Medipex NHS Innovation Awards 2006

Staff from across Yorkshire and Humber’s National Health Service were awarded prize money totalling £8000 for showing the world new ways of providing better healthcare for patients, at the Medipex NHS Innovation competitions 2006 award ceremony, held on 1st March 2006 in York.

Device or technology

Category winner

Immersive (virtual reality) tools for clinical training of therapy radiographers

Andrew Beavis, Roger Phillips and James Ward, Hull & East Yorkshire Hospitals NHS Trust

On the job training for students on the latest radiotherapy machines is restricted to clinical placements only and the opportunity to practise outside of these placements is essentially non existent. The idea is a virtual reality trainer that exactly mimics both the high energy LINAC equipment, the treatment room and the therapy experienced by the patient. Students using the 3-D simulator walk around the room, operating the equipment and the patient. A pilot study ran in 2005 with a group of students saw immediate success.


Specialist radiographic callipers

David Brettle, Leeds Teaching Hospitals NHS Trust

The radiographic callipers is a simple idea to improve the accuracy of fitting prosthetics such as an artificial hip when relying on a digital X-ray of a patient rather than traditional photographic film images on paper.


EMU (Electronic Measurement of Urgency)

Ben Heller, Chris Chapple and Anand Patel, Sheffield Teaching Hospitals NHS Foundation Trust

Overactive bladder syndrome affects 1 in 6 of the population and can result in people becoming virtually house bound as well as being embarrassing to talk about. It is a difficult symptom to treat effectively because of the difficulty in collecting reliable data on frequency and quantity. EMU is a simple hand held patient operated device that electronically registers all of this information for the doctor to then make an accurate diagnosis.


Making useful hospital statistics available to local health community

Kevin Beatson, York Hospitals NHS Trust

The CEO of York Hospital noted that this idea is one of the most significant changes in IT for many years. Key indicator information in summary form is provided in real time every 15 mins to Operational managers, lead clinicians & bed managers and GPs across York & Selby. This assists with managing patient waits, bed availability, discharges and theatre time – it helps to plan admissions by GP’s, to fast track emergencies and effectively treat minor ailments.


Computer input device for the severely disabled

Aejaz Zahid and Graham Newiss, Barnsley Hospital NHS Foundation Trust

This idea is similar to morse code – it allows people who at best might only be able to control 2 switches such as a suck blow or eye brow click to type and hence communicate with the outside world & they don’t even need to be sat at the pc.

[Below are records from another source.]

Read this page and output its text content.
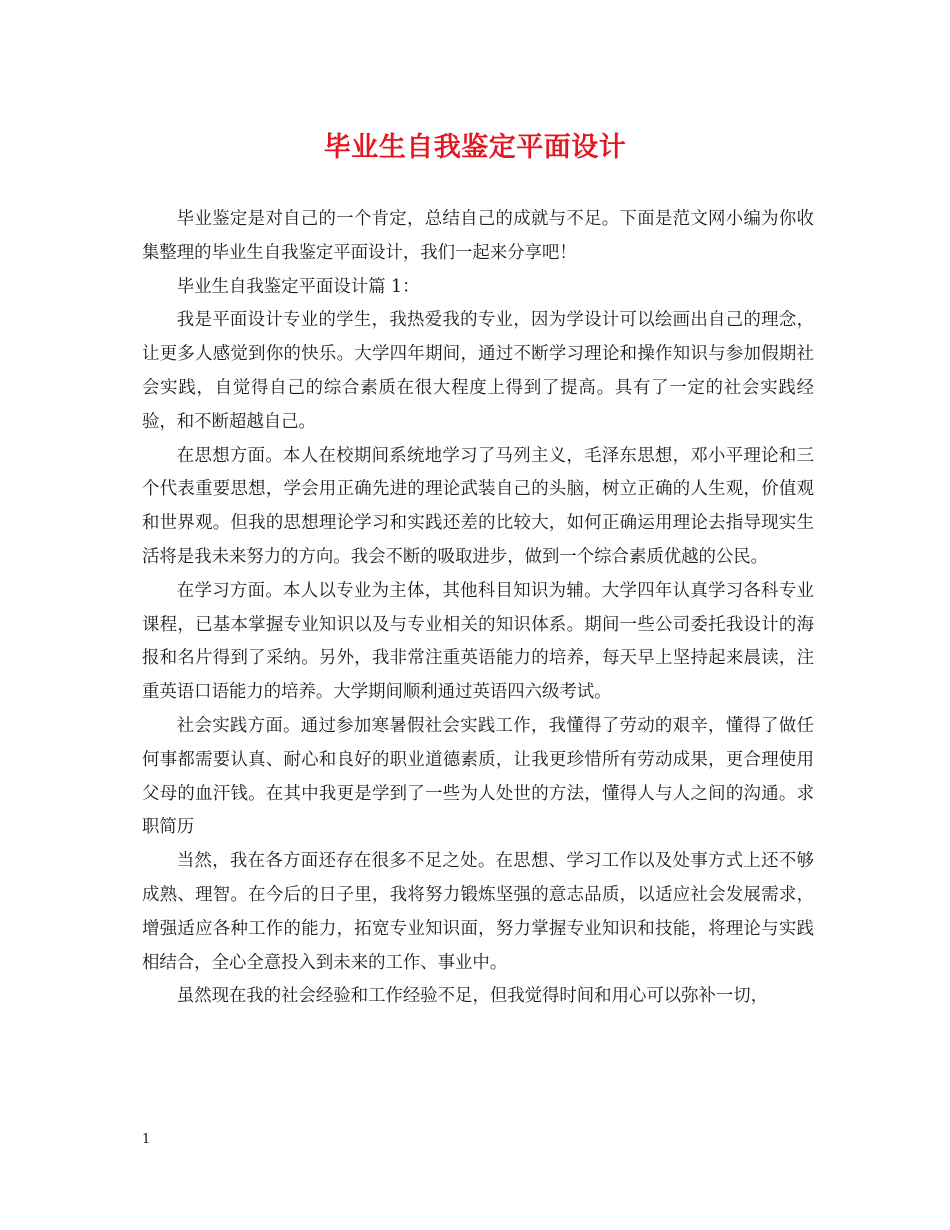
毕业生自我鉴定平面设计

毕业鉴定是对自己的一个肯定，总结自己的成就与不足。下面是范文网小编为你收集整理的毕业生自我鉴定平面设计，我们一起来分享吧！

毕业生自我鉴定平面设计篇 1：

我是平面设计专业的学生，我热爱我的专业，因为学设计可以绘画出自己的理念，让更多人感觉到你的快乐。大学四年期间，通过不断学习理论和操作知识与参加假期社会实践，自觉得自己的综合素质在很大程度上得到了提高。具有了一定的社会实践经验，和不断超越自己。

在思想方面。本人在校期间系统地学习了马列主义，毛泽东思想，邓小平理论和三个代表重要思想，学会用正确先进的理论武装自己的头脑，树立正确的人生观，价值观和世界观。但我的思想理论学习和实践还差的比较大，如何正确运用理论去指导现实生活将是我未来努力的方向。我会不断的吸取进步，做到一个综合素质优越的公民。

在学习方面。本人以专业为主体，其他科目知识为辅。大学四年认真学习各科专业课程，已基本掌握专业知识以及与专业相关的知识体系。期间一些公司委托我设计的海报和名片得到了采纳。另外，我非常注重英语能力的培养，每天早上坚持起来晨读，注重英语口语能力的培养。大学期间顺利通过英语四六级考试。

社会实践方面。通过参加寒暑假社会实践工作，我懂得了劳动的艰辛，懂得了做任何事都需要认真、耐心和良好的职业道德素质，让我更珍惜所有劳动成果，更合理使用父母的血汗钱。在其中我更是学到了一些为人处世的方法，懂得人与人之间的沟通。求职简历

当然，我在各方面还存在很多不足之处。在思想、学习工作以及处事方式上还不够成熟、理智。在今后的日子里，我将努力锻炼坚强的意志品质，以适应社会发展需求，增强适应各种工作的能力，拓宽专业知识面，努力掌握专业知识和技能，将理论与实践相结合，全心全意投入到未来的工作、事业中。

虽然现在我的社会经验和工作经验不足，但我觉得时间和用心可以弥补一切，

1
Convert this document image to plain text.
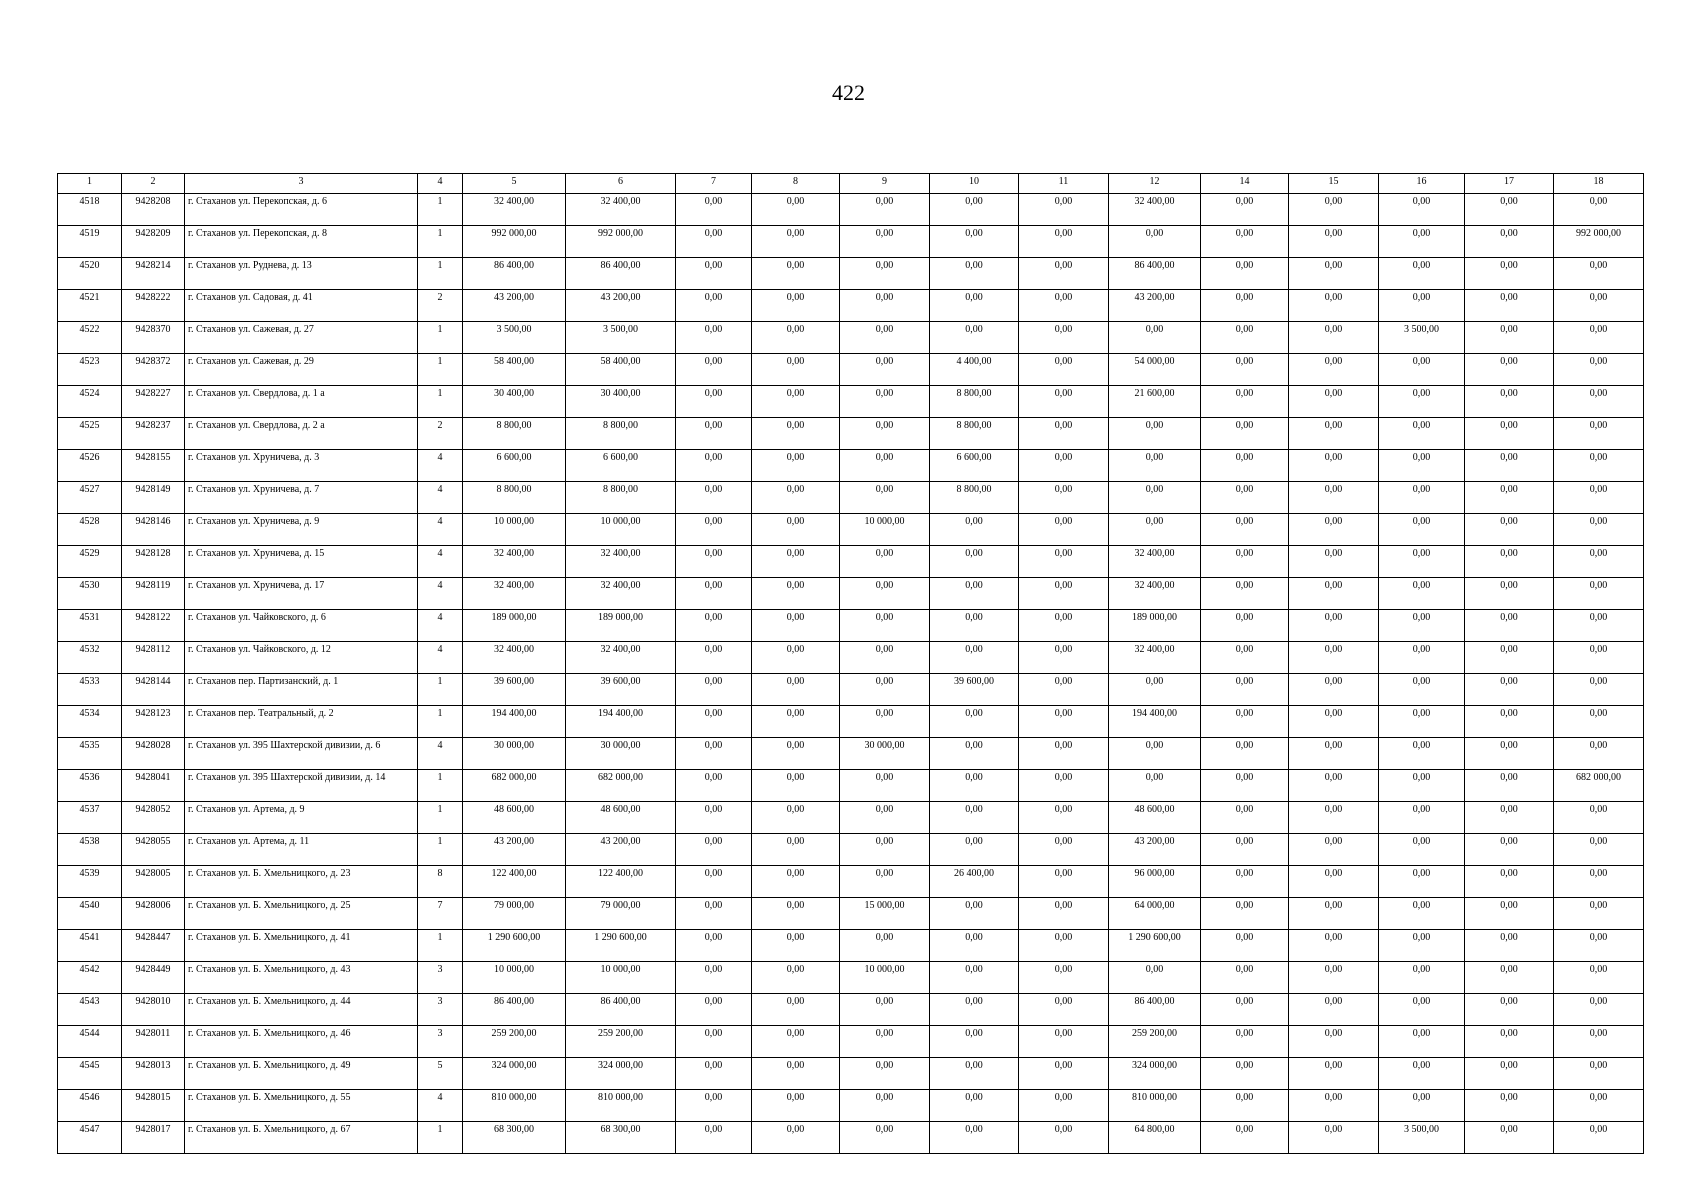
422
1	2	3	4	5	6	7	8	9	10	11	12	14	15	16	17	18
4518	9428208	г. Стаханов ул. Перекопская, д. 6	1	32 400,00	32 400,00	0,00	0,00	0,00	0,00	0,00	32 400,00	0,00	0,00	0,00	0,00	0,00
4519	9428209	г. Стаханов ул. Перекопская, д. 8	1	992 000,00	992 000,00	0,00	0,00	0,00	0,00	0,00	0,00	0,00	0,00	0,00	0,00	992 000,00
4520	9428214	г. Стаханов ул. Руднева, д. 13	1	86 400,00	86 400,00	0,00	0,00	0,00	0,00	0,00	86 400,00	0,00	0,00	0,00	0,00	0,00
4521	9428222	г. Стаханов ул. Садовая, д. 41	2	43 200,00	43 200,00	0,00	0,00	0,00	0,00	0,00	43 200,00	0,00	0,00	0,00	0,00	0,00
4522	9428370	г. Стаханов ул. Сажевая, д. 27	1	3 500,00	3 500,00	0,00	0,00	0,00	0,00	0,00	0,00	0,00	0,00	3 500,00	0,00	0,00
4523	9428372	г. Стаханов ул. Сажевая, д. 29	1	58 400,00	58 400,00	0,00	0,00	0,00	4 400,00	0,00	54 000,00	0,00	0,00	0,00	0,00	0,00
4524	9428227	г. Стаханов ул. Свердлова, д. 1 а	1	30 400,00	30 400,00	0,00	0,00	0,00	8 800,00	0,00	21 600,00	0,00	0,00	0,00	0,00	0,00
4525	9428237	г. Стаханов ул. Свердлова, д. 2 а	2	8 800,00	8 800,00	0,00	0,00	0,00	8 800,00	0,00	0,00	0,00	0,00	0,00	0,00	0,00
4526	9428155	г. Стаханов ул. Хруничева, д. 3	4	6 600,00	6 600,00	0,00	0,00	0,00	6 600,00	0,00	0,00	0,00	0,00	0,00	0,00	0,00
4527	9428149	г. Стаханов ул. Хруничева, д. 7	4	8 800,00	8 800,00	0,00	0,00	0,00	8 800,00	0,00	0,00	0,00	0,00	0,00	0,00	0,00
4528	9428146	г. Стаханов ул. Хруничева, д. 9	4	10 000,00	10 000,00	0,00	0,00	10 000,00	0,00	0,00	0,00	0,00	0,00	0,00	0,00	0,00
4529	9428128	г. Стаханов ул. Хруничева, д. 15	4	32 400,00	32 400,00	0,00	0,00	0,00	0,00	0,00	32 400,00	0,00	0,00	0,00	0,00	0,00
4530	9428119	г. Стаханов ул. Хруничева, д. 17	4	32 400,00	32 400,00	0,00	0,00	0,00	0,00	0,00	32 400,00	0,00	0,00	0,00	0,00	0,00
4531	9428122	г. Стаханов ул. Чайковского, д. 6	4	189 000,00	189 000,00	0,00	0,00	0,00	0,00	0,00	189 000,00	0,00	0,00	0,00	0,00	0,00
4532	9428112	г. Стаханов ул. Чайковского, д. 12	4	32 400,00	32 400,00	0,00	0,00	0,00	0,00	0,00	32 400,00	0,00	0,00	0,00	0,00	0,00
4533	9428144	г. Стаханов пер. Партизанский, д. 1	1	39 600,00	39 600,00	0,00	0,00	0,00	39 600,00	0,00	0,00	0,00	0,00	0,00	0,00	0,00
4534	9428123	г. Стаханов пер. Театральный, д. 2	1	194 400,00	194 400,00	0,00	0,00	0,00	0,00	0,00	194 400,00	0,00	0,00	0,00	0,00	0,00
4535	9428028	г. Стаханов ул. 395 Шахтерской дивизии, д. 6	4	30 000,00	30 000,00	0,00	0,00	30 000,00	0,00	0,00	0,00	0,00	0,00	0,00	0,00	0,00
4536	9428041	г. Стаханов ул. 395 Шахтерской дивизии, д. 14	1	682 000,00	682 000,00	0,00	0,00	0,00	0,00	0,00	0,00	0,00	0,00	0,00	0,00	682 000,00
4537	9428052	г. Стаханов ул. Артема, д. 9	1	48 600,00	48 600,00	0,00	0,00	0,00	0,00	0,00	48 600,00	0,00	0,00	0,00	0,00	0,00
4538	9428055	г. Стаханов ул. Артема, д. 11	1	43 200,00	43 200,00	0,00	0,00	0,00	0,00	0,00	43 200,00	0,00	0,00	0,00	0,00	0,00
4539	9428005	г. Стаханов ул. Б. Хмельницкого, д. 23	8	122 400,00	122 400,00	0,00	0,00	0,00	26 400,00	0,00	96 000,00	0,00	0,00	0,00	0,00	0,00
4540	9428006	г. Стаханов ул. Б. Хмельницкого, д. 25	7	79 000,00	79 000,00	0,00	0,00	15 000,00	0,00	0,00	64 000,00	0,00	0,00	0,00	0,00	0,00
4541	9428447	г. Стаханов ул. Б. Хмельницкого, д. 41	1	1 290 600,00	1 290 600,00	0,00	0,00	0,00	0,00	0,00	1 290 600,00	0,00	0,00	0,00	0,00	0,00
4542	9428449	г. Стаханов ул. Б. Хмельницкого, д. 43	3	10 000,00	10 000,00	0,00	0,00	10 000,00	0,00	0,00	0,00	0,00	0,00	0,00	0,00	0,00
4543	9428010	г. Стаханов ул. Б. Хмельницкого, д. 44	3	86 400,00	86 400,00	0,00	0,00	0,00	0,00	0,00	86 400,00	0,00	0,00	0,00	0,00	0,00
4544	9428011	г. Стаханов ул. Б. Хмельницкого, д. 46	3	259 200,00	259 200,00	0,00	0,00	0,00	0,00	0,00	259 200,00	0,00	0,00	0,00	0,00	0,00
4545	9428013	г. Стаханов ул. Б. Хмельницкого, д. 49	5	324 000,00	324 000,00	0,00	0,00	0,00	0,00	0,00	324 000,00	0,00	0,00	0,00	0,00	0,00
4546	9428015	г. Стаханов ул. Б. Хмельницкого, д. 55	4	810 000,00	810 000,00	0,00	0,00	0,00	0,00	0,00	810 000,00	0,00	0,00	0,00	0,00	0,00
4547	9428017	г. Стаханов ул. Б. Хмельницкого, д. 67	1	68 300,00	68 300,00	0,00	0,00	0,00	0,00	0,00	64 800,00	0,00	0,00	3 500,00	0,00	0,00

Innovative service delivery

Category winner

Hull Statin Calculator

Eric Kilpatrick, Hull & East Yorkshire Hospitals NHS Trust

2.5 million people in are currently prescribed statin drugs to control cardiovascular risk through its cholesterol lowering properties. There are 5 licensed statin drugs available, each with different efficacies and costs, for a GP to know how much statin to prescribe and which drug to use is more often based on guesswork. This invention is a spreadsheet that allows a GP to establish the correct statin dose for each patient and to review the most cost effective product to achieve the desired results.


Watch It

Mary Rudolf, Leeds East PCT

Watch It is a community programme for obese children and it aims to motivate kids and parents to lead healthy lifestyles thro’ a mix of individual appointments, counselling and group activity sessions. Kids of between 8 – 16 years of age attend a 12 month WATCH IT programme run by Health trainers who are individuals selected for personal qualities rather than with formal qualifications. There are a number of other innovative aspects to the programme the main one being it is run in the community and involves the community.


Early Communication Screening Tool

Margaret Pratt, Barnsley PCT

Research has shown that early intervention is paramount for prognosis and treatment of childhood communication problems. The Screening tool has been developed in to a complete package aimed at children from as young as 7 months up to 3.5 years age and ensures each child is referred appropriately for speech and language development.


Tai Chi as rehabilitation for patients with balance disorders

Samantha Lear, Sheffield Teaching Hospital NHS Foundation Trust

Patients with balance disorders who are undergoing rehabilitation have found Tai Chi to be helpful to them improving balance and a rewarding social activity and it has helped the hospital reduce its waiting list.


The use of EPO to preoptimise patients before cardiax surgery

Sean Bennett, Debbie Pinchon, Jenny Rumsby and Carol Hargreaves, Hull & East Yorkshire Hospitals Trust

The idea was stimulated by the desire to reduce the amount of transfused blood being used on cardiac patients by use of EPO which is a natural stimulant of haemoglobin.

Gareth Lloyd Jones, Chairman of Medipex said, “We have once again seen innovation delivered from the very heart of Yorkshire and Humber ’s NHS.  With so many free thinkers throughout trusts across the region, its position at the forefront of innovation in Healthcare Technology will be secure for years to come.”